BTW just as a personal note you might be amused by, this multiply instruction beat the crap out of me when I was learning x86 assembly back in the day. Figuring out what was multiplied by what and where the answer went took me an embarrassingly long time, so I avoided mul and div for quite a while when coding. I'd say mul is slow anyway so that's why I was avoiding it, but the truth was I just didn't know how it worked! The instruction sheet saying the product is stored in DX:AX didn't help much, I remember thinking it meant a memory address and getting all kinds of nonsense trying to read from it....

So I'm talking now partially because I'm a bit proud to know all this stuff after my early failures all that time ago.

On Tue, 11 Jun 2013 20:58:17 -0400, Ali Çehreli <acehreli@yahoo.com> wrote:

> On 06/11/2013 05:48 PM, captaindet wrote:
>
>  > i think part of the problem is that '1' is an int. so the calculation
>  > must be promoted to integer.

No, the compiler knows that 1 could fit in a ubyte.  It has value-range-propagation.  Changing 1 to a ubyte type would not fix the problem.

The issue is the integer promotion when doing arithmetic.

> According to "Integer Promotions" and "Usual Arithmetic Conversions" there is no arithmetic operation that is executed in any type narrower than int:
>
>    http://dlang.org/type.html

This is exactly right, and the rule is:

"4. Else the integer promotions are done on each operand..."

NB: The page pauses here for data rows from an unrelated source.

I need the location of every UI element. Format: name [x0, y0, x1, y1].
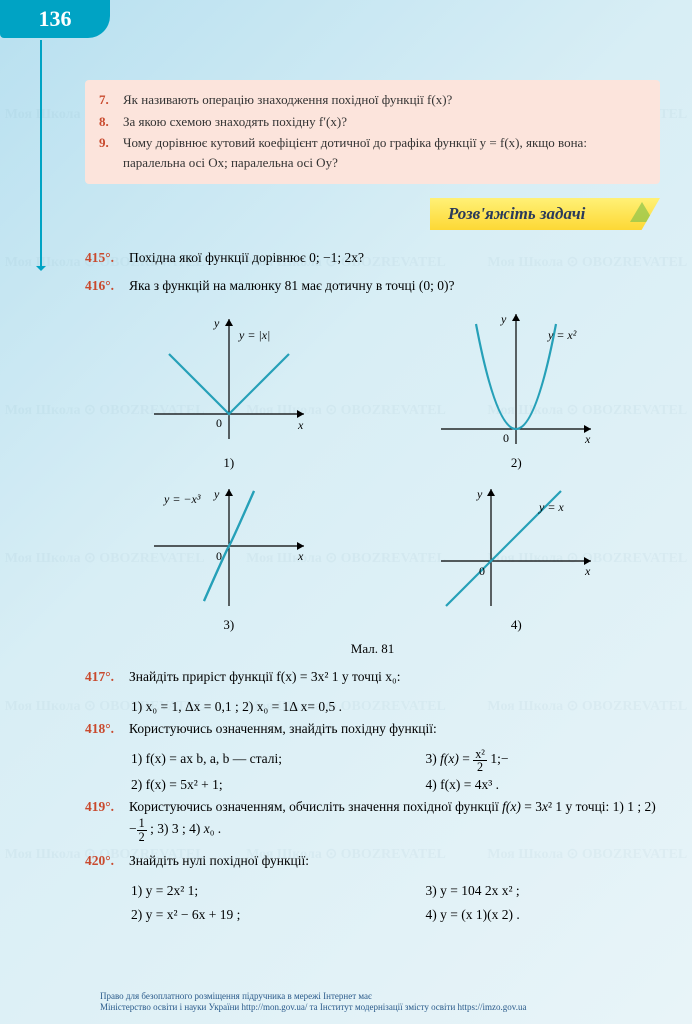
svg-text:y = x²: y = x²	[547, 328, 577, 342]
footer-line2: Міністерство освіти і науки України http…	[100, 1002, 672, 1014]
problem-text: Користуючись означенням, знайдіть похідн…	[129, 719, 660, 739]
problem-420-sub: 1) y = 2x² 1; 3) y = 104 2x x² ; 2) y = …	[131, 879, 660, 928]
svg-text:0: 0	[503, 431, 509, 445]
question-row: 8. За якою схемою знаходять похідну f′(x…	[99, 112, 646, 132]
graph-4-svg: y x 0 y = x	[431, 481, 601, 611]
problem-418: 418°. Користуючись означенням, знайдіть …	[85, 719, 660, 739]
sub-item: 4) y = (x 1)(x 2) .	[426, 903, 661, 927]
question-num: 7.	[99, 90, 117, 110]
svg-text:y: y	[500, 312, 507, 326]
graph-1-svg: y x 0 y = |x|	[144, 309, 314, 449]
graph-3-cell: y x 0 y = −x³ 3)	[105, 481, 353, 633]
sub-item: 2) f(x) = 5x² + 1;	[131, 773, 366, 797]
svg-text:y: y	[213, 487, 220, 501]
page-number-badge: 136	[0, 0, 110, 38]
question-num: 9.	[99, 133, 117, 172]
graph-1-cell: y x 0 y = |x| 1)	[105, 309, 353, 471]
svg-text:x: x	[584, 432, 591, 446]
graph-3-svg: y x 0 y = −x³	[144, 481, 314, 611]
graph-1-label: 1)	[105, 455, 353, 471]
side-arrow-decoration	[40, 40, 42, 270]
question-box: 7. Як називають операцію знаходження пох…	[85, 80, 660, 184]
problem-417-sub: 1) x₀ = 1, Δx = 0,1 ; 2) x₀ = 1Δ x= 0,5 …	[131, 695, 660, 719]
question-row: 9. Чому дорівнює кутовий коефіцієнт доти…	[99, 133, 646, 172]
sub-item: 1) f(x) = ax b, a, b — сталі;	[131, 747, 366, 773]
graph-2-cell: y x 0 y = x² 2)	[393, 309, 641, 471]
sub-item: 3) f(x) = x²2 1;−	[426, 747, 661, 773]
svg-text:y: y	[213, 316, 220, 330]
svg-text:y: y	[476, 487, 483, 501]
figure-caption: Мал. 81	[85, 641, 660, 657]
graph-3-label: 3)	[105, 617, 353, 633]
footer-line1: Право для безоплатного розміщення підруч…	[100, 991, 672, 1003]
page-number: 136	[39, 6, 72, 32]
problem-419: 419°. Користуючись означенням, обчисліть…	[85, 797, 660, 843]
question-text: За якою схемою знаходять похідну f′(x)?	[123, 112, 347, 132]
problem-text: Знайдіть нулі похідної функції:	[129, 851, 660, 871]
problem-text: Яка з функцій на малюнку 81 має дотичну …	[129, 276, 660, 296]
graph-4-cell: y x 0 y = x 4)	[393, 481, 641, 633]
problem-num: 418°.	[85, 719, 121, 739]
problem-num: 416°.	[85, 276, 121, 296]
problem-418-sub: 1) f(x) = ax b, a, b — сталі; 3) f(x) = …	[131, 747, 660, 797]
svg-text:y = −x³: y = −x³	[163, 492, 201, 506]
page-content: 7. Як називають операцію знаходження пох…	[85, 80, 660, 928]
graph-2-svg: y x 0 y = x²	[431, 309, 601, 449]
problem-415: 415°. Похідна якої функції дорівнює 0; −…	[85, 248, 660, 268]
problem-420: 420°. Знайдіть нулі похідної функції:	[85, 851, 660, 871]
svg-text:y = |x|: y = |x|	[238, 328, 270, 342]
question-text: Чому дорівнює кутовий коефіцієнт дотично…	[123, 133, 646, 172]
problem-416: 416°. Яка з функцій на малюнку 81 має до…	[85, 276, 660, 296]
problem-text: Похідна якої функції дорівнює 0; −1; 2x?	[129, 248, 660, 268]
problem-num: 420°.	[85, 851, 121, 871]
sub-item: 3) y = 104 2x x² ;	[426, 879, 661, 903]
question-num: 8.	[99, 112, 117, 132]
sub-item: 4) f(x) = 4x³ .	[426, 773, 661, 797]
sub-item: 2) y = x² − 6x + 19 ;	[131, 903, 366, 927]
question-text: Як називають операцію знаходження похідн…	[123, 90, 452, 110]
svg-text:y = x: y = x	[538, 500, 564, 514]
problem-num: 415°.	[85, 248, 121, 268]
svg-text:0: 0	[216, 416, 222, 430]
svg-text:0: 0	[479, 564, 485, 578]
sub-item: 1) y = 2x² 1;	[131, 879, 366, 903]
problem-text: Користуючись означенням, обчисліть значе…	[129, 797, 660, 843]
svg-text:0: 0	[216, 549, 222, 563]
page-footer: Право для безоплатного розміщення підруч…	[100, 991, 672, 1014]
svg-text:x: x	[297, 549, 304, 563]
graph-4-label: 4)	[393, 617, 641, 633]
graph-2-label: 2)	[393, 455, 641, 471]
svg-text:x: x	[297, 418, 304, 432]
question-row: 7. Як називають операцію знаходження пох…	[99, 90, 646, 110]
svg-text:x: x	[584, 564, 591, 578]
section-banner: Розв'яжіть задачі	[430, 198, 660, 230]
problem-text: Знайдіть приріст функції f(x) = 3x² 1 у …	[129, 667, 660, 687]
problem-num: 419°.	[85, 797, 121, 843]
graphs-grid: y x 0 y = |x| 1) y x 0 y = x² 2)	[105, 309, 640, 633]
problem-num: 417°.	[85, 667, 121, 687]
problem-417: 417°. Знайдіть приріст функції f(x) = 3x…	[85, 667, 660, 687]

which means both are upgraded to int before anything else occurs.

-Steve

On 2013-06-11 19:48, captaindet wrote:
> On 2013-06-11 07:35, Adam D. Ruppe wrote:
>> On Tuesday, 11 June 2013 at 10:12:27 UTC, Temtaime wrote:
>>> ubyte k = 10;
>>> ubyte c = k + 1;
>>>
>>> This code fails to compile because of: Error: cannot implicitly
>>> convert expression (cast(int)k + 1) of type int to ubyte
>>
>> The reason is arithmetic operations transform the operands into ints,
>> that's why the error says cast(int)k. Then it thinks int is too big
>> for ubyte. It really isn't about overflow, it is about truncation.
>>
>> That's why uint + 1 is fine. The result there is still 32 bits so
>> assigning it to a 32 bit number is no problem, even if it does
>> overflow. But k + 1 is promoted to int first, so it is a 32 bit
>> number and now the compiler complains that you are trying to shove it
>> into an 8 bit variable. Unless it can prove the result still fits in
>> 8 bits, it complains, and it doesn't look outside the immediate line
>> of code to try to prove it. So it thinks k can be 255, and 255 + 1 =
>> 256, which doesn't fit in 8 bits.
>>
>> The promotion to int is something D inherited from C and probably
>> isn't going anywhere.
>
> i think part of the problem is that '1' is an int. so the calculation must be promoted to integer.
> if we had byte and ubyte integer literals (suffix b/B and ub/UB?), then if all RHS arguments are (unsigned) bytes the compiler could infer that we are serious with sticking to bytes...
>
> ubyte k = 10; // or optional 10ub
> ubyte c = k + 1ub;

clarification: i was only half serious. i understand that indicating a byte literal is not enough and that the promotion rules would have to be altered too. however, i think it would be backwards compatible. then the question is if enough ppl want this feature badly enough to push the issue. i don't think this is the case meaning we will have to accept this little quirk.